What’s covered under public health care versus private plans?
By: Willow Munro | Tuesday March 31, 2026
Updated : Monday March 30, 2026
While all Canadian residents enjoy free health care, there are certain costs which are not covered. These costs fall to private plans such as employee sponsored benefits, or individual health insurance plans. When that isn’t available, the burden of cost goes to the patient.
So, how should Canadians coordinate public health care with private coverage, so they can make the best use of both?
Health care coverage in Canada can be complicated, especially if you are diagnosed with an illness or disease which requires high-cost drugs or robust care.
The Canada Health Act
Let’s start with the basics of how we ensure public care is equitable and inclusive. Each province manages their own health care system, using public funds from the federal government along with collected funds through taxes and employer fees.
The Canada Health Act has the following requirements that provinces must comply with to receive Canada Health Transfer (CHT) funds:
- Public Administration — Public health care insurance plans must be managed by a public authority on a non-profit basis.
- Comprehensiveness: All medically necessary hospital and physician services must be covered.
- Accessibility: Canadians must have reasonable access to insured health services without financial or other barriers.
- Portability: Coverage must remain intact when moving between provinces or traveling within Canada.

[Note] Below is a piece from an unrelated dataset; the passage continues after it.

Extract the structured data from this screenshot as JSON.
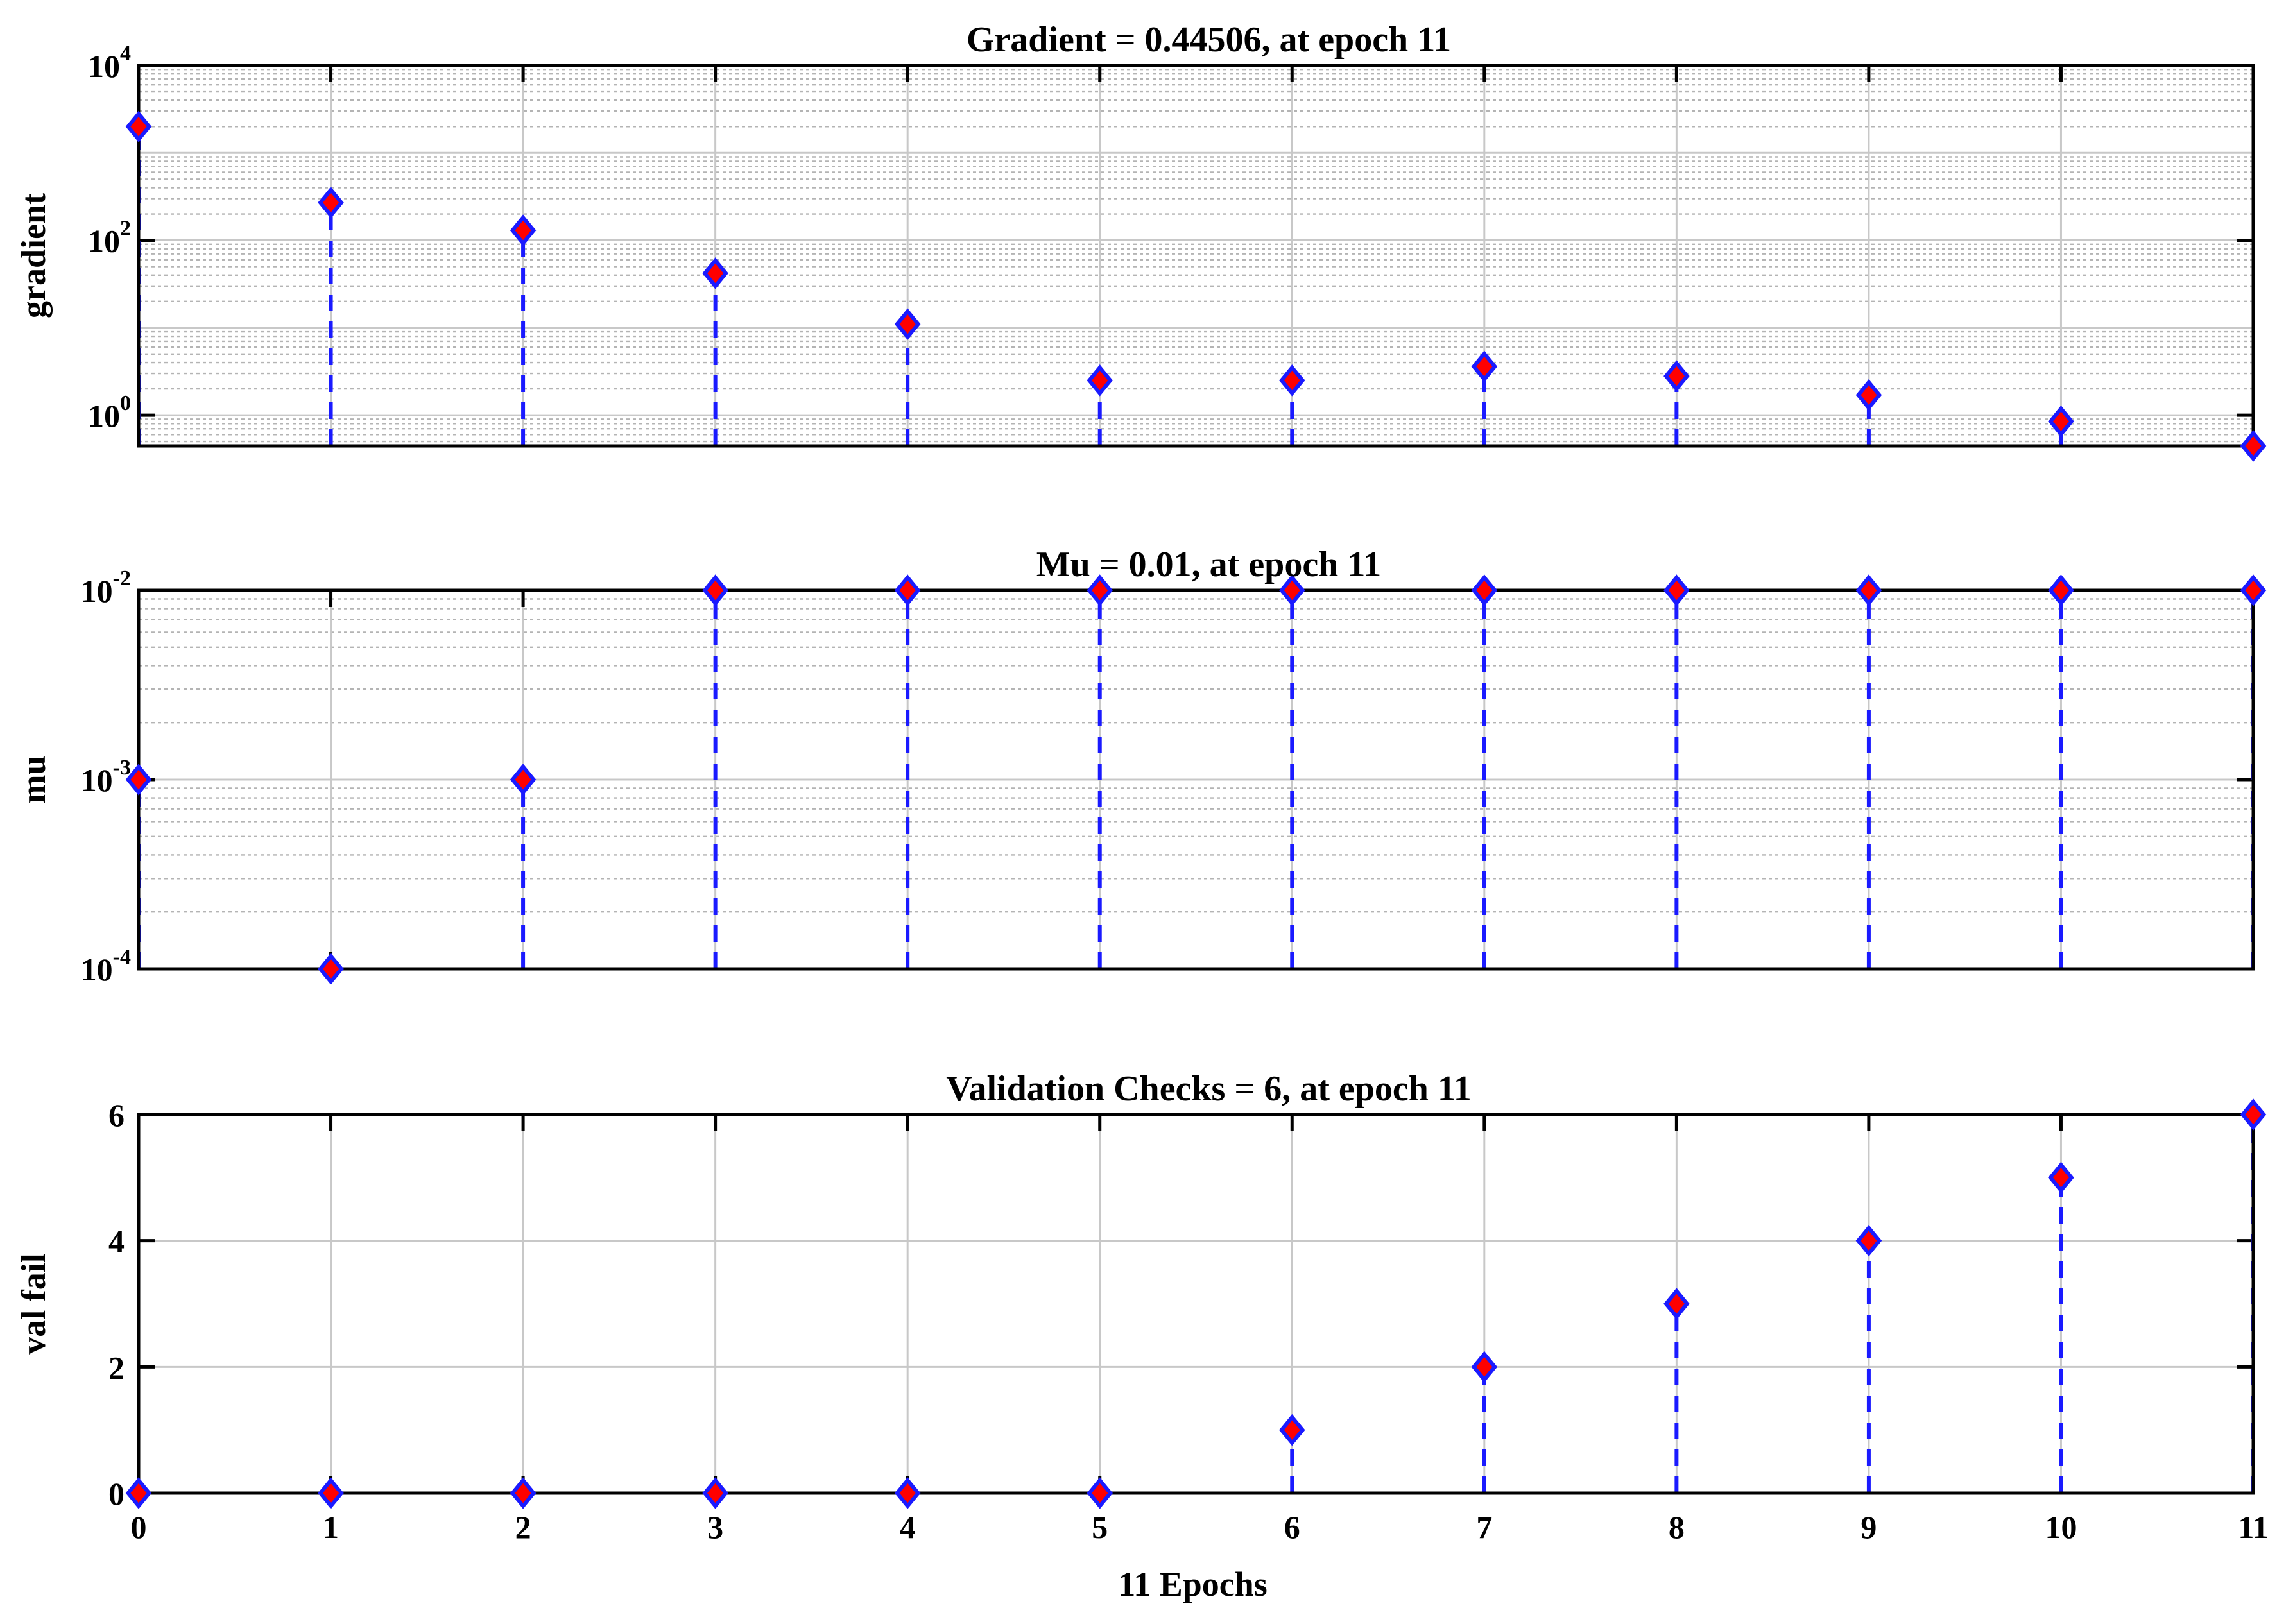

- Universality: All eligible residents are entitled to the same level of health care coverage.
These guidelines protect the system from misuse and help ensure fair and balanced health care coverage for all Canadians. CHT funds are provided to the provinces “on an equal per capita basis to provide comparable treatment for all Canadians, regardless of where they live.”
Coordinating public health care with private plans
Employer and individual health insurance plans exist because the public system is not all-encompassing. Meaning that health care is free for basic needs, but certain costs are not absorbed, and there are low maximums or frequency limits. When the two plans are coordinated, Canadians get the most extensive coverage.
So, when do the private plans kick in?
Health coverage

Prescription drug coverage
Each province is also responsible for managing coverage for prescription drugs. Some have provincial pharmacare which covers specific drugs only. Coverage is available for retirees and low-income earners. However, these provincial pharmacare programs have income-based deductibles and limited drug formularies.
Group insurance coverage usually coordinates with provincial plans, and acts as secondary payor in cases where coverage is available through the government. However, employer sponsored plans usually offer broader, more thorough coverage, with small or no deductibles, with coinsurance ranging from 70% to 100%.
Interestingly, many employers are closing post-retirement benefit programs due to benefits being available under the public system, the rising costs of drugs, and the governance requirements.
Drugs that are specifically for weight loss are not covered under any public plans — yet. However, given the efficacy of GLPs for preventative care including obesity, heart disease and diabetes, and the release of generic options in the very near future, this could change in the future.
Employers have the option to add weight loss drug coverage, however, uptake has been slow as stigma and cost concerns continue to be a factor.
Lastly, fertility treatments and drugs are coverage varies by province:
- Quebec — one funded IVF between the ages of 18 to 41, including treatment and drugs
- Manitoba — 40% tax credit, including drugs, and subject to maximums
- Ontario — one IVF treatment under 43, excluding drugs
- British Columbia — eligible one time IVF up to $19,000, including drugs
- New Brunswick — up to $10,000 for IUI, and up to $20,000 for one IVF
Dental coverage
The government lauc hed the Canadian Dental Care Program in 2024, and has slowly been rolling out more coverage. To date, there are over 5 million Canadians accessing dental care through the program.
To qualify, you must have a net family income of less than $90,000 and no private insurance (including access to a health care spending account [HCSA]). There are also tiers based on income, which determine the coinsurance percentage.
Private plans typically offer 80% to 100% coinsurance for basic dental services, 50% for major and restorative services, and dependent orthodontic coverage. Over the last few years, however, more employers have extended orthodontic coverage to include adults with a lifetime maximum.
Navigating the mix of public health care and private coverage can feel complex, but understanding how the two systems complement each other helps Canadians make more informed decisions about their health needs. While public plans provide essential medical services and protect access for all Canadians, private plans step in to fill the gaps—offering broader coverage, enhanced benefits, and more flexibility in care.
By coordinating both systems effectively, Canadians can reduce out‑of‑pocket costs, access a wider range of treatments, and gain peace of mind knowing they are protected when unexpected health needs arise. As provincial programs evolve and employer offerings continue to adapt, staying informed about what’s covered under public health care versus private plans is the best way to ensure you’re getting the most from your benefits today—and well into the future.